Unfortunately I suspect Mr or Mrs Block is correct. So we look forward to debating this and other issues of note to the sector at the HCSA conference next week in Harrogate.

Voices (3)

  1. Sam Unkim:

    As I have pointed out before.

    The NHS use a huge variety of gloves from Marigolds to Lead Lined X/Ray Gloves.

    Whilst I respect the work PPIB are doing, I am still far convinced that this variety has been reflected in the their latest splashy headlines, revealed only to Jeremy Hunt in time for his recent rousing (for Daily Mail readers) conference speech.

    Similarly I fail to understand why Hunt is “bewildered” by the difference between a Littmann Classic Stethoscope (which will be carried as a badge of honour by doctor for a decades ) and a pound shop special left in a crash trolley drawer for anyone to use, abuse and dispose of after a single use.

    1. Final Furlong:

      Sam, each category strategy, using robust data, should (ideally) determine a wide range of key dynamics, including the optimum (and actual, based on reality) number of in-use products. In absence of any (robust) category strategy, everything is a best-guess.
      Eg: let’s say that each ortho manufacturer owns a catalogue of, say, 50,000 products, and let’s take a stab and say that each major ortho centre may use, say, 5,000 products in any one year. And let’s say that you would need (or would want) to keep four ortho manufacturers in the NHS to maintain clinical engagement, competition (given they keep buying each other…), and be able to conduct revisions (let’s not forget those…). So that’s at least 20,000 ortho products. That’s just for ortho. Notwithstanding the notion that clinicians (supported by procurement) may identify additional products used in other healthcare systems that are better, cheaper, more innovative along a specific pathway, or simply be a more up-to-date version (incremental innovation).

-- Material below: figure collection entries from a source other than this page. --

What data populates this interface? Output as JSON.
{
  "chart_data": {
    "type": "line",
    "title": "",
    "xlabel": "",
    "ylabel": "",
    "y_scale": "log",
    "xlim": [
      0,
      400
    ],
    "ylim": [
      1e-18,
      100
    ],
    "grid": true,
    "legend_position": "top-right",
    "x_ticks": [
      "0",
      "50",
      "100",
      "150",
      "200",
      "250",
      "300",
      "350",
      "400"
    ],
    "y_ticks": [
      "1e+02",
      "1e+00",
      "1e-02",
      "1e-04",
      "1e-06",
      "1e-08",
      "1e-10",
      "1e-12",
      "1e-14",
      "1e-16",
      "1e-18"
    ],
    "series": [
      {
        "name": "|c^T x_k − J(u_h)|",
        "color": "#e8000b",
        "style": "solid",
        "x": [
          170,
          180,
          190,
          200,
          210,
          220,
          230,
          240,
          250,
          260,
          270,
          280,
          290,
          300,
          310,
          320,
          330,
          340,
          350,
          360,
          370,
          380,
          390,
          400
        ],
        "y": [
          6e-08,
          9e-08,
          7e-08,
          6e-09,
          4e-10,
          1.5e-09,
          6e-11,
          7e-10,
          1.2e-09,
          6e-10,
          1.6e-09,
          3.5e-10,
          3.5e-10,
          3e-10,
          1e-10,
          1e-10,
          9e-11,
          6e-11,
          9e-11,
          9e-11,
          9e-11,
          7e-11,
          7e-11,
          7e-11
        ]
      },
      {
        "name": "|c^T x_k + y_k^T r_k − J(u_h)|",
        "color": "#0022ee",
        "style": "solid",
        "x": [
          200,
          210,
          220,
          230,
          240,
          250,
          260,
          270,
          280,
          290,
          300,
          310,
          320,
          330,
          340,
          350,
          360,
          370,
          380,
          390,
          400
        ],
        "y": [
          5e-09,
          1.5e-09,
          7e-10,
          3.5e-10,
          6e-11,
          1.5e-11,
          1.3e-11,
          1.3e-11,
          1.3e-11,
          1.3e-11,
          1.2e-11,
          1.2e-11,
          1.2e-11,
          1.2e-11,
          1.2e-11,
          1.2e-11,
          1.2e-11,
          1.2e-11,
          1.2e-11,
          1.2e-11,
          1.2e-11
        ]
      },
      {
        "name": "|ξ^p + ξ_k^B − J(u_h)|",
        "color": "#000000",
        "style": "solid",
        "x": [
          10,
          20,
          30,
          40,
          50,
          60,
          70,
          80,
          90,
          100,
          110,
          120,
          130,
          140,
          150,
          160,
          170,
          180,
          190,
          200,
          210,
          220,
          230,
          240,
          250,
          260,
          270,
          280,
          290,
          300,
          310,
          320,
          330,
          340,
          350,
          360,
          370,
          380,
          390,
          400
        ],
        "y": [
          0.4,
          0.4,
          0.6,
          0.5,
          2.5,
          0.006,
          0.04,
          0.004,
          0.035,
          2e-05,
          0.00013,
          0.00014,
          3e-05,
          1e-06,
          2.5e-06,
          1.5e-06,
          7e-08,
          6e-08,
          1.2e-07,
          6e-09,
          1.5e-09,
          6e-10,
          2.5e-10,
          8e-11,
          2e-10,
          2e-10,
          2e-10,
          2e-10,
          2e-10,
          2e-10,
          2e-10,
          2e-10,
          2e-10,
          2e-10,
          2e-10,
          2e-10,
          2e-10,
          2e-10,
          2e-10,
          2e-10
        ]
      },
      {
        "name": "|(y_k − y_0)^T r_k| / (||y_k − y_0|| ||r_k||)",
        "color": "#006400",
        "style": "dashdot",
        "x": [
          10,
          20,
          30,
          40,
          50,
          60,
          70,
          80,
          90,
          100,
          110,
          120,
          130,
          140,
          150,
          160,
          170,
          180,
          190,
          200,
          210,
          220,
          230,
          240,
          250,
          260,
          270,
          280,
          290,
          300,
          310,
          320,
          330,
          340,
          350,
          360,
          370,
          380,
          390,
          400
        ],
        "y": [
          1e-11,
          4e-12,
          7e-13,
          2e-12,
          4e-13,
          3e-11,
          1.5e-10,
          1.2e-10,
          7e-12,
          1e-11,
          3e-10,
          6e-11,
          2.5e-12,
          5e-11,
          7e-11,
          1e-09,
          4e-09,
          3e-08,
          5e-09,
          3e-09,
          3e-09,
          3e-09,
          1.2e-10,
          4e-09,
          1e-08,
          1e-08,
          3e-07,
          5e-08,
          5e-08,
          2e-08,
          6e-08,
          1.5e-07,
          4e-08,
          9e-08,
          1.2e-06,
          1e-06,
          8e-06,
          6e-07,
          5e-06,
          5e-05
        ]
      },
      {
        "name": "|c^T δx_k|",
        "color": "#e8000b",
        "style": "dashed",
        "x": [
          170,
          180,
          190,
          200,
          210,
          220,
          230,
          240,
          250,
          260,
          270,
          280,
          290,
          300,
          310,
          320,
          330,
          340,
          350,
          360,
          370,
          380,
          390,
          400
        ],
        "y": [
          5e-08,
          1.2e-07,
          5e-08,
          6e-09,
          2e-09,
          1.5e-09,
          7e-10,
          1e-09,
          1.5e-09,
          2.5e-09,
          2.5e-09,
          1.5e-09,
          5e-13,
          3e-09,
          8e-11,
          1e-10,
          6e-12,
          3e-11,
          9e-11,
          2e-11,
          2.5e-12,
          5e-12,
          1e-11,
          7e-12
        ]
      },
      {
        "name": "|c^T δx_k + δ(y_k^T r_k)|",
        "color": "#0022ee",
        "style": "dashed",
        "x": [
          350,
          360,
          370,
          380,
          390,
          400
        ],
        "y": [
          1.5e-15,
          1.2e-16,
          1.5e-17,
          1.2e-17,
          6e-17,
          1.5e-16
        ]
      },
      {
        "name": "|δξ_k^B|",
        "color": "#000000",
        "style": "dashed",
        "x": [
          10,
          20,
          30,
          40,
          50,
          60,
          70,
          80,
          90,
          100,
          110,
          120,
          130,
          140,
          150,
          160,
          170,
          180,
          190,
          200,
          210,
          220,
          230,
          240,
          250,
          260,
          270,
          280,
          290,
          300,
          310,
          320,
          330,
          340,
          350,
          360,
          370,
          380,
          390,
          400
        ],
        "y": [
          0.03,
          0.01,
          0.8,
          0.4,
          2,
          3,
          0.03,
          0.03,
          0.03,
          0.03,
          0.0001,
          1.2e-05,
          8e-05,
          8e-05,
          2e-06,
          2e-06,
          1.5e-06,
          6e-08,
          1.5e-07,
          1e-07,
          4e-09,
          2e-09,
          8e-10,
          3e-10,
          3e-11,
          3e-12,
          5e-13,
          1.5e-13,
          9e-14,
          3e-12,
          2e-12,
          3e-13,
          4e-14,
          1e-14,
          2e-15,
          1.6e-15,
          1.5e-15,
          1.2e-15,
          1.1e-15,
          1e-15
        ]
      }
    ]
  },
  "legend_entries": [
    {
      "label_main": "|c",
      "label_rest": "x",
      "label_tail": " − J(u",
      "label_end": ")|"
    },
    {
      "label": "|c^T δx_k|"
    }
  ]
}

      Let’s take all of this with a pinch of salt. Just standard table salt, nothing special.

  2. Mr Grumpy:

    Peter thanks for the props. I want to just expand further on my comment around the one price per item. Taking the rubber glove. Now I know it’s not practical to have just one glove as per say for the NHS to use, when considering the non-latex element as well. So lets say a range of 5 to 6 gloves. The league tables highlight the huge variations in price that Trusts are paying for the same item and to me the message from Lord Carter is “Why are NHS Trusts not paying the same price for said item/range?” In my previous NHS life, when Framework Agreements were put in place on volume based pricing, suppliers were falling over themselves to offer further price reductions for exclusive supply contracts with individual Trusts as it is guaranteed demand. You could go as far to say that Framework Agreements served as a good cost benchmarking exercise if procurement departments wanted to improve on that pricing. I think it’s those complexities that are not given due consideration at higher levels. Does rationalising on NHS procurement agreements over the long term really add and deliver value? As you highlighted, where can innovation thrive? The risk of killing or stagnating a market increases. I’ve been out of NHS procurement for many years, and even now when speaking with former esteemed colleagues and other procurement professionals in the NHS, it’s a very complex beast into which there is no one stop shop ideal that will solve it’s problems.

    Absolutely agree on the other challenges. Agency staff and drugs. It’s policy that really needs to drive change in those areas and I’ve beat my head against a brick wall over the years trying to sell into the senior levels of management within a Trust that challenging and trying to change policy will see a lot of un-necessary cost driven out. I can imagine many NHS procurement professionals have experienced the same or similar frustrations.